Pourparlers Israël‑Liban à Washington après un cessez‑le‑feu entre le Hezbollah et Israël
Israël et Liban convenus de nouvelles négociations à Washington après un cessez-le-feu entre le Hezbollah et Israël
Pourparlers à Washington les 23 et 25 juin 2026 entre Israël et le Liban après un cessez-le-feu; enjeux: retrait au Litani, désarmement du Hezbollah, désengagement et stabilité
Le Département d’État américain a annoncé vendredi l’organisation d’une nouvelle série de négociations bilatérales entre Israël et le Liban à Washington, programmées les 23 et 25 juin 2026. L’annonce intervient après l’annonce d’un cessez-le-feu entre le Hezbollah et Israël, intervenu dans un contexte où les hostilités menaçaient de compromettre le mémorandum d’accord américano-iranien visant à mettre fin aux hostilités régionales.
Calendrier diplomatique confirmé pour la fin juin
Les sessions prévues les 23 et 25 juin marquent la reprise officielle des pourparlers directs entre les deux pays à Washington. Le Département d’État a fait savoir que le secrétaire d’État Marco Rubio a échangé vendredi avec le président libanais Joseph Aoun, insistant sur l’importance de ces pourparlers comme « la seule voie possible vers la reconstruction, la reprise économique et la fin des cycles récurrents de violence ». Les autorités ont indiqué que les deux gouvernements souverains doivent avancer vers une paix durable au cours de ces rencontres.
Rappel des précédentes rencontres et du contexte militaire
Israël et le Liban se sont rencontrés pour la première fois en avril dans le cadre d’une série de pourparlers directs, la première réunion bilatérale depuis 1993. Après cette première rencontre et des échanges supplémentaires en juin, les deux parties avaient annoncé une pause des combats.
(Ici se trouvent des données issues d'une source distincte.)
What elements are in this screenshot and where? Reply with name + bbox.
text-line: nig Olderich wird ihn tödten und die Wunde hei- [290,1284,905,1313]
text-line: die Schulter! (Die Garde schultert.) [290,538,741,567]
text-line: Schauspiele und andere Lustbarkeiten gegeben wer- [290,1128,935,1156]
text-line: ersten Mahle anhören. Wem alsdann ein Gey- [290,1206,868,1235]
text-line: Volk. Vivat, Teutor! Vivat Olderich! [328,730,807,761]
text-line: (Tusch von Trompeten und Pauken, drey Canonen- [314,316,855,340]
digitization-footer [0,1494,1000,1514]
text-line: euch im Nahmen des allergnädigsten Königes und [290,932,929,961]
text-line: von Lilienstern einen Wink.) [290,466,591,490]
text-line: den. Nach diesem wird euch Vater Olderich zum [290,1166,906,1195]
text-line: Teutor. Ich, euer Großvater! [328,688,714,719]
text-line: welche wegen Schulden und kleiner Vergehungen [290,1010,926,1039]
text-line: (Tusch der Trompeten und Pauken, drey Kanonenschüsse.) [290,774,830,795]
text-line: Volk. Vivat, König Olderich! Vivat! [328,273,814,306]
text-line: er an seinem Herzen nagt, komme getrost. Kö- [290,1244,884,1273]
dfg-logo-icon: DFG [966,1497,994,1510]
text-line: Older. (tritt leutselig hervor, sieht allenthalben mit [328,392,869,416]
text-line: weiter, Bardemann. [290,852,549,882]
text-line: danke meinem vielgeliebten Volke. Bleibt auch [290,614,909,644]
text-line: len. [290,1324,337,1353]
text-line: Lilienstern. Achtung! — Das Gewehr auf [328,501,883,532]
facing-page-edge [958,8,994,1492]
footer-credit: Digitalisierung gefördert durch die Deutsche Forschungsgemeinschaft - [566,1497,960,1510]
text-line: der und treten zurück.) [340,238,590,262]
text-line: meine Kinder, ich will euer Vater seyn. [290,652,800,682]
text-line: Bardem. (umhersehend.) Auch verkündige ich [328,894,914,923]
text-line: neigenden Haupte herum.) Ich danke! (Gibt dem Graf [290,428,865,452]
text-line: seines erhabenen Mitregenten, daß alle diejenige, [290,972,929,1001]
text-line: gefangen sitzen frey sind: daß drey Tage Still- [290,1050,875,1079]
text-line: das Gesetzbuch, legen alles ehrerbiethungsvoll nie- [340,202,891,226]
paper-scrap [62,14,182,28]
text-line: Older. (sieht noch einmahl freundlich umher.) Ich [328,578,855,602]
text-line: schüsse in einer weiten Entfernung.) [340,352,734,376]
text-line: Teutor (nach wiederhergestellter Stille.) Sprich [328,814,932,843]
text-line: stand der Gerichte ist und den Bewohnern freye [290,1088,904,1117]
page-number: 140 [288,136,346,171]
Malgré ces avancées formelles, le Hezbollah n’a pas été inclus dans les négociations, ce qui limite la portée des accords et rend difficile tout engagement durable sur le terrain.
Violence persistante et bilan humain récent
Les derniers affrontements ont continué malgré la trêve déclarée à Washington. Au cours des derniers incidents décrits, des attaques israéliennes ont fait au moins 47 morts dans le sud du Liban depuis minuit, selon les bilans communiqués. Ces épisodes rappellent la fragilité de la situation sécuritaire et la difficulté d’empêcher la reprise des hostilités entre milices et forces régulières dans la région frontalière.
Points de friction : désarmement du Hezbollah et retrait au nord du Litani
Parmi les points litigieux, le gouvernement libanais cherche à inscrire le désarmement du Hezbollah dans une feuille de route soutenue par les États-Unis, initiative qui reste l’un des principaux obstacles aux négociations. Le texte d’un accord conclu en juin appelait au retrait des positions du Hezbollah au nord du fleuve Litani, dans le sud du Liban, mais il ne prévoyait pas un retrait complet des forces israéliennes. Ce flou sur les modalités de désarmement et de retrait laisse subsister un potentiel d’escalade.
Le rôle du mémorandum américano-iranien et tensions diplomatiques
Le mémorandum d’accord américano-iranien, conçu pour contribuer à la cessation des hostilités impliquant les grandes puissances et leurs alliés, comporte un engagement explicite à « garantir l’intégrité territoriale et la souveraineté du Liban ». Toutefois, les combats récents ont mis à mal le protocole d’accord et provoqué une réprobation rare à l’encontre d’Israël de la part du président américain Donald Trump. Parallèlement, Téhéran a durci le ton : Esmaeil Baghaei, porte-parole du ministère iranien des Affaires étrangères, a accusé Israël de rechercher une « guerre permanente », formulation qui alimente les tensions diplomatiques au-delà du terrain.
Le résultat des pourparlers de Washington dépendra largement de la capacité des délégations à inscrire des mesures concrètes et vérifiables sur le retrait des forces, le désarmement paramilitaire et les mécanismes de surveillance. Les questions techniques — lignes de retrait, calendriers, garanties internationales et modalités de vérification — seront au cœur des discussions prévues.
Les négociations à venir portent donc une double responsabilité : tenter de consolider une trêve fragile et préserver les éléments du mémorandum américano-iranien dont les parties disent se réclamer. Sans l’inclusion effective des acteurs non étatiques et sans garanties tangibles sur la mise en œuvre des engagements, les risques de reprises locales de violences resteront élevés. La communauté internationale suit de près les dates du 23 et 25 juin 2026, jugées décisives pour la stabilité du sud du Liban et, plus largement, pour l’équilibre régional.